- John Paul Ospina in concert with Da Goske at the Puro Gold event, Colombiamoda 2006.

Background information
- Birth name: John Paul Ospina Morales
- Born: 2 September 1980 (age 44) Vancouver, British Columbia, Canada
- Origin: Medellín, Antioquia, Colombia
- Genres: Electronica; rock; pop; Latin;
- Occupations: Singer; songwriter; music producer; TV host; actor;
- Instrument: Vocals

= John Paul Ospina =

John Paul Ospina Morales (born 2 September 1980 in Vancouver, British Columbia, Canada), is a Colombian singer, songwriter, producer, actor and TV host. He is well known for his participation on Latin American Idol (Season 1), aired by Sony Entertainment Television Latin America, and for hosting the Latin version of E! News for E! Entertainment Television Latin America.

==Biography==
===Early years===
Ospina, was born in Vancouver, British Columbia, Canada, of Colombian heritage. His music grew influenced by Anglo and Hispanic sounds, taking in various musical genres such as Pop, Pop rock, RnB, Hip hop, Rap, Jazz and Salsa.

He studied Classical Singing at Antioquia University (la Universidad de Antioquia) and concurrently became the frontman for the pop rock band, El Sótano gaining recognition as part of the musical community in Medellín.

===Career===
====Television====
In 2003, Ospina decided to move to Bogotá; once there, he caught the eye of acting coach and teacher Victoria Hernández. Under her wing, he began studies in dramatic arts, obtaining the antagonist role on the 2004 international television series, " Al Ritmo de tu Corazón " (Canal RCN).

In 2005, he becomes the host of Citytv Bogotá’s Mucha Música, his country's most important music show at the time. As Much Music Colombia's main host, he gathered an important list of Latin and anglo musical interviewees. Also in 2005, he was invited by Fashion TV (FTV), to host an array of fashion specials, and to star in their shows "UOMO" and "Model Fan".

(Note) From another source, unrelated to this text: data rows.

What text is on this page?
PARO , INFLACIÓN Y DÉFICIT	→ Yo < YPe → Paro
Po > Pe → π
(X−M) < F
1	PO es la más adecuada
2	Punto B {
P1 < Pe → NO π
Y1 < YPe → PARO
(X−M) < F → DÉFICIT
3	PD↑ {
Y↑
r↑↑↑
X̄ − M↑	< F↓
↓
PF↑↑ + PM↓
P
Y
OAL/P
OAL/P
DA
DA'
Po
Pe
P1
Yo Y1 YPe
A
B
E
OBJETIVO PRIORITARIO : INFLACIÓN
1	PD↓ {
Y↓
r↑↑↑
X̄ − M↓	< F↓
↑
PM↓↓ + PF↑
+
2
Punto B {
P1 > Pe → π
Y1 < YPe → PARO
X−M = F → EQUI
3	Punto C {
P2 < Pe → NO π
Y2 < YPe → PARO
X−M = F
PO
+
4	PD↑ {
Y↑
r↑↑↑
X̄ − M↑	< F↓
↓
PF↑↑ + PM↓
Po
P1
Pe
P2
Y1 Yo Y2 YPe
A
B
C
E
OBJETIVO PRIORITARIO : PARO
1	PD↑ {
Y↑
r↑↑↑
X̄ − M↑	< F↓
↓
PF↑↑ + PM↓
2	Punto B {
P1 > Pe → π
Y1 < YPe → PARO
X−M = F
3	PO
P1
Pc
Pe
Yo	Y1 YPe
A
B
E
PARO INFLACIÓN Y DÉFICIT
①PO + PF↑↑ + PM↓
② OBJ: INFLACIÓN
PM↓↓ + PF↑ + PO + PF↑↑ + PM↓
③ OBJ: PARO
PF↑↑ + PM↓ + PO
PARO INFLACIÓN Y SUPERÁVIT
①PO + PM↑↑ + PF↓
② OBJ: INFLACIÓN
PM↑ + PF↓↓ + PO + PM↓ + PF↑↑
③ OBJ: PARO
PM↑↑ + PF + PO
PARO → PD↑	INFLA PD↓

In 2006, after numerous auditions and televised tryouts which began with over 20.000 contestants from all Latin America, he became one of the top 10 finalists on Sony Entertainment Television Latin America's first season of Latin American Idol, reportedly transmitted for more than 24 countries and over 300.000.000 viewers. On June 11, 2007 John Paul makes his comeback to international TV as E! Entertainment Television Latin America's first male host sided by female entertainment host Daniela Kosán. Together, they co-host E! News for Latin America, 100% in Spanish, for over 14 million Hispanic speaking viewers. He has been the voice and image for companies' and fashion designers' ad campaigns in Colombia and abroad. John Paul was nominated as Best Male Model at the Cromos Fashion Awards, or Premios Cromos de la Moda, in 2004.

====Music====
Many of his songs, some of which were co-produced by Alejandro Restrepo (a.k.a. Patacón) and Camilo Soler, became part of the soundtrack for some of Colombia's television series such as "Francisco el Matemático". John Paul also sung the title song for the Latin version of "Peep and the Big Wide World" ("El Mundo Divertido de Peep"), on Discovery Kids. His career in electronic music began towards the end of 2005, when he became the lead singer of Da Goske, an electronic music project directed by Mario Jiménez (a.k.a. Rex), touring Colombia's main cities.Presently, he is working on the preproduction of his first commercial album, of electronic genre, where he will showcase his singer-songwriter and production abilities. Some of the collaborating artists on this album are: Carlos Iván Medina, Mario Jiménez (a.k.a. Rex) and Hernán López Sosa.